Hundreds of archaeological sites are under threat from a weeks-old, still raging wildfire in eastern Arizona.
Since it began in late May, the so-called Wallow Fire—the biggest in Arizona’s history—has burned at least 733 square miles (1,900 square kilometers), and has now crossed the state line into New Mexico (regional map), the Associated Press reported Tuesday.
Within that vast expanse are large swaths of Arizona’s Apache and Sitgreaves National Forests and New Mexico’s Gila National Forest, parts of which have already burned.
Both forests contain thousands of known prehistoric and historic archaeological sites, from Native American stone ruins to remnants of 19th-century mines and mills.
The majority of the threatened sites once belonged to the Mogollon culture, a Native American farming civilization that occupied the region between around the year zero and A.D. 1500, said Bob Schiowitz, the U.S. Forest Service archaeologist for the Gila National Forest.
Schiowitz estimates there could be up to a thousand known Mogollon sites that could be affected by the Wallow Fire.
However, “not all of those are incredibly significant,” he said, referring to the rubble piles that make up most of the sites.
Among the more exceptional sites are areas with standing architecture as well as rock shelters and cliff dwellings with “exceptional preservation,” he said. Ancient rock paintings are also at risk, he added. “If the fire’s hot enough, it can cause all that stuff to chip and flake off.”
When wildfires threaten, Schiowitz and colleagues “look at the records and try to figure out which ones have fire-sensitive elements or that are most important.”
Firefighters will then try to save the sites that are marked as high priority by archeologists. “You can’t go and look at all of the sites,” Schiowitz said. “There’s just no way to do that.”
Archaeologists expect many of the Mogollon sites to survive the Arizona fires.
“Most of these sites have been abandoned for at least 500 to 1,000 years, so over that time they’ve stabilized and have probably been burned over before,” Schiowitz said.
The majority of the artifacts—mostly fragments of ceramic bowls and jars and stone tools and weapons—are also relatively fire resistant.
Even so, the sites may now be more likely than ever to be harmed by fires, in part because for decades the Forest Service made a policy of stomping out blazes before they grow out of control. This can lead to a buildup of flammable plant material—adding fuel to future fires.
“There’s an unusually high buildup of fuels in some places, and that tends to make these fires a little more catastrophic than they might’ve been in [past centuries],” Schiowitz said.
For example, some Mogollon sites have experienced so few fires in recent decades that trees have begun to sprout from their ruins. When these trees catch fire, they can burn all the way down to their roots, baking the soil and any artifacts buried in it.

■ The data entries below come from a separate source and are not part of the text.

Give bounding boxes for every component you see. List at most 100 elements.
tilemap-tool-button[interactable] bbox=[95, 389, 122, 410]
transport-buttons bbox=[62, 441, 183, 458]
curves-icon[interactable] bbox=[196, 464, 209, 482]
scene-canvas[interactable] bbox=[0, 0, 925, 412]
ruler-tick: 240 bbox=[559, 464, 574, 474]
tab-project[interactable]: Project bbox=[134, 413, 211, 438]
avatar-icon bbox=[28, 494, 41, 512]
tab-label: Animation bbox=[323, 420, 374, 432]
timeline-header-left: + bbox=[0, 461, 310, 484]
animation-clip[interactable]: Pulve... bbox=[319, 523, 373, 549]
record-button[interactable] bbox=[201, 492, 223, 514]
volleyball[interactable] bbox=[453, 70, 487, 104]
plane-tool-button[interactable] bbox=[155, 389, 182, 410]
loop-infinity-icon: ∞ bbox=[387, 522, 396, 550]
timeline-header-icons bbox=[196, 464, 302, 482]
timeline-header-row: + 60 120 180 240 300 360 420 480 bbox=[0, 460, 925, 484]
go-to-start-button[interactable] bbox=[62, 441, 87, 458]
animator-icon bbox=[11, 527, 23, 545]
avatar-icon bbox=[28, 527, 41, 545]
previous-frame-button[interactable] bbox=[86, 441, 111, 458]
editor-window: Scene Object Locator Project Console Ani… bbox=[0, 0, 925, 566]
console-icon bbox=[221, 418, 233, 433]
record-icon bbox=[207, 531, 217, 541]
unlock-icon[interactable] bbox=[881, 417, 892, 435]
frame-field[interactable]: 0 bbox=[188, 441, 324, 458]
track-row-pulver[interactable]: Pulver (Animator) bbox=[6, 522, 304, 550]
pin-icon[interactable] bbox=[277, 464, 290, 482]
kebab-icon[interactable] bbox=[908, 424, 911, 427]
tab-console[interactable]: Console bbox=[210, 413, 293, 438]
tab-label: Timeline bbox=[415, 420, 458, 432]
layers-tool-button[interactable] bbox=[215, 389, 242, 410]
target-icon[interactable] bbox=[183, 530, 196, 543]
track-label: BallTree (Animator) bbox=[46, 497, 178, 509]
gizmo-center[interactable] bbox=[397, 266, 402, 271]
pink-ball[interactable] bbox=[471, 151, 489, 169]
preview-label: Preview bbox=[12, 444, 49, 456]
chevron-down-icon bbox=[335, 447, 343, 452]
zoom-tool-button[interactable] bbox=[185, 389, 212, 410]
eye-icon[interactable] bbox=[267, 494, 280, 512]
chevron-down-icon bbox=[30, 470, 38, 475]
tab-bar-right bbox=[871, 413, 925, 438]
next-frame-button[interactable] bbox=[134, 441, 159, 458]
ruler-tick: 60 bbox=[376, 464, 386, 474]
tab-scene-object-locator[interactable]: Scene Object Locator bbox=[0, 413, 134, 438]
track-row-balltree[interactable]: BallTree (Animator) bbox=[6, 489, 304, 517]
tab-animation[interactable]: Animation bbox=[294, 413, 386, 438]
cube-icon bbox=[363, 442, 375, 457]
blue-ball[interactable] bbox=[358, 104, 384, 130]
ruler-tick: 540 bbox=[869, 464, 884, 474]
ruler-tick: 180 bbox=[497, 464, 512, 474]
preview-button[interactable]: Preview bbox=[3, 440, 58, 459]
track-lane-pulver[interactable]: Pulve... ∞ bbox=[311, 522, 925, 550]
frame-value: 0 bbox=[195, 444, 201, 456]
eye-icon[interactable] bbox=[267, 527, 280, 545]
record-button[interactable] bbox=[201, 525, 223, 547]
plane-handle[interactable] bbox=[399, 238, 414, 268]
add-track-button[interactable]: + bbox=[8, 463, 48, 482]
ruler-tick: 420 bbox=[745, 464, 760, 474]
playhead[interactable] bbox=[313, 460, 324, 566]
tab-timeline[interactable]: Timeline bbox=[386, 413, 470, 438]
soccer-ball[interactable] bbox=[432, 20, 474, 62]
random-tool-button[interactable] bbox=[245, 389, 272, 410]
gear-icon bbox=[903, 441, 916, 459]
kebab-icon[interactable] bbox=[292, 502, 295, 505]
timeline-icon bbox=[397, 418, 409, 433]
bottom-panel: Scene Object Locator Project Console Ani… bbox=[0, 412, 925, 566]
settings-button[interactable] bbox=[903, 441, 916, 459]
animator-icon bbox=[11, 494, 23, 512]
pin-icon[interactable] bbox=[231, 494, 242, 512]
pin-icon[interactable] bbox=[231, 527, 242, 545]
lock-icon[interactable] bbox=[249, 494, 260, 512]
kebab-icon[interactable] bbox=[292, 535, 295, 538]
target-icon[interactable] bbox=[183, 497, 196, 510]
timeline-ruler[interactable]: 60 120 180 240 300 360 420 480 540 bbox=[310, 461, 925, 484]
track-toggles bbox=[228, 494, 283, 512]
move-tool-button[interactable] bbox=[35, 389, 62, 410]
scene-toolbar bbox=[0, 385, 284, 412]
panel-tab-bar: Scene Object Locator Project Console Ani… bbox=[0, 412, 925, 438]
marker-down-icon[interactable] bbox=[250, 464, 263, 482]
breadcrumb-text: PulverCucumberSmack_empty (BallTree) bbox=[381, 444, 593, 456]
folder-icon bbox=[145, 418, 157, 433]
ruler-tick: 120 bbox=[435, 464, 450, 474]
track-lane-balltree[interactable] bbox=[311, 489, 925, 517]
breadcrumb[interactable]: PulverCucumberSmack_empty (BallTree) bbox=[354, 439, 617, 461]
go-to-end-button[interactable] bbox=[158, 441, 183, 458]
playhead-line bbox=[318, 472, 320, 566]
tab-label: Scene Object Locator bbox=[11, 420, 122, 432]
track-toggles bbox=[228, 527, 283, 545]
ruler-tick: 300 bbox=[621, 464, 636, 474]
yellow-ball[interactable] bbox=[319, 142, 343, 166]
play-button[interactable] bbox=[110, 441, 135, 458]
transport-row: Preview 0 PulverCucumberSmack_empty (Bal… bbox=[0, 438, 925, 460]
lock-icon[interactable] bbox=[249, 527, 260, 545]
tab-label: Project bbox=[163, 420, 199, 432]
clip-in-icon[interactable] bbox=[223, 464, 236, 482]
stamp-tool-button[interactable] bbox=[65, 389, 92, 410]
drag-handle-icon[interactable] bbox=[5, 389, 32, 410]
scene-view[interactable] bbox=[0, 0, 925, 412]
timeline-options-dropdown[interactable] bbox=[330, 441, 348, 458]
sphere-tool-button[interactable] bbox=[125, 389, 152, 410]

“Over the last 15 to 20 years, we’ve been doing a lot to reduce those fuels” around archaeological sites, Schiowitz said.
Sometimes reducing those fuels is just the problem, however, Schiowitz said.
For example, firefighters will intentionally set sections of forest aflame to deprive an approaching wildfire of kindling. These so-called backfires, or backburns, “can be just as damaging to cultural sites as a natural fire coming through,” he said.
Additionally, bulldozers are sometimes used to construct barriers to wildfires, called firebreaks, which can cause unintentional damage to sites.
To steer bulldozers clear of important sites, archaeologists often go into the field with firefighters. If time permits, scientists have even been known to help plan firebreaks and backfires so they do the least damage possible, Schiowitz explained.
In addition to prehistoric sites, the Wallow Fire could damage non-Native American historic sites from the 19th and 20th century, especially since many are wooden.
“These include ranches, cabins, old mines, and mills,” Schiowitz said. “They also have historical value, and some of them we’re actively trying to preserve.”
Retired archaeologist Fred Kraps noted that wildfires often expose previously unknown archaeological sites by burning off concealing surface material.
This can be a silver lining for archaeologists—but only if they discover the new sites before the public does, said Kraps, who is president of the Yavapai Chapter of the Arizona Archaeological Society.
“Looters and pot hunters can follow in on the fires,” he said. “That happens a lot.”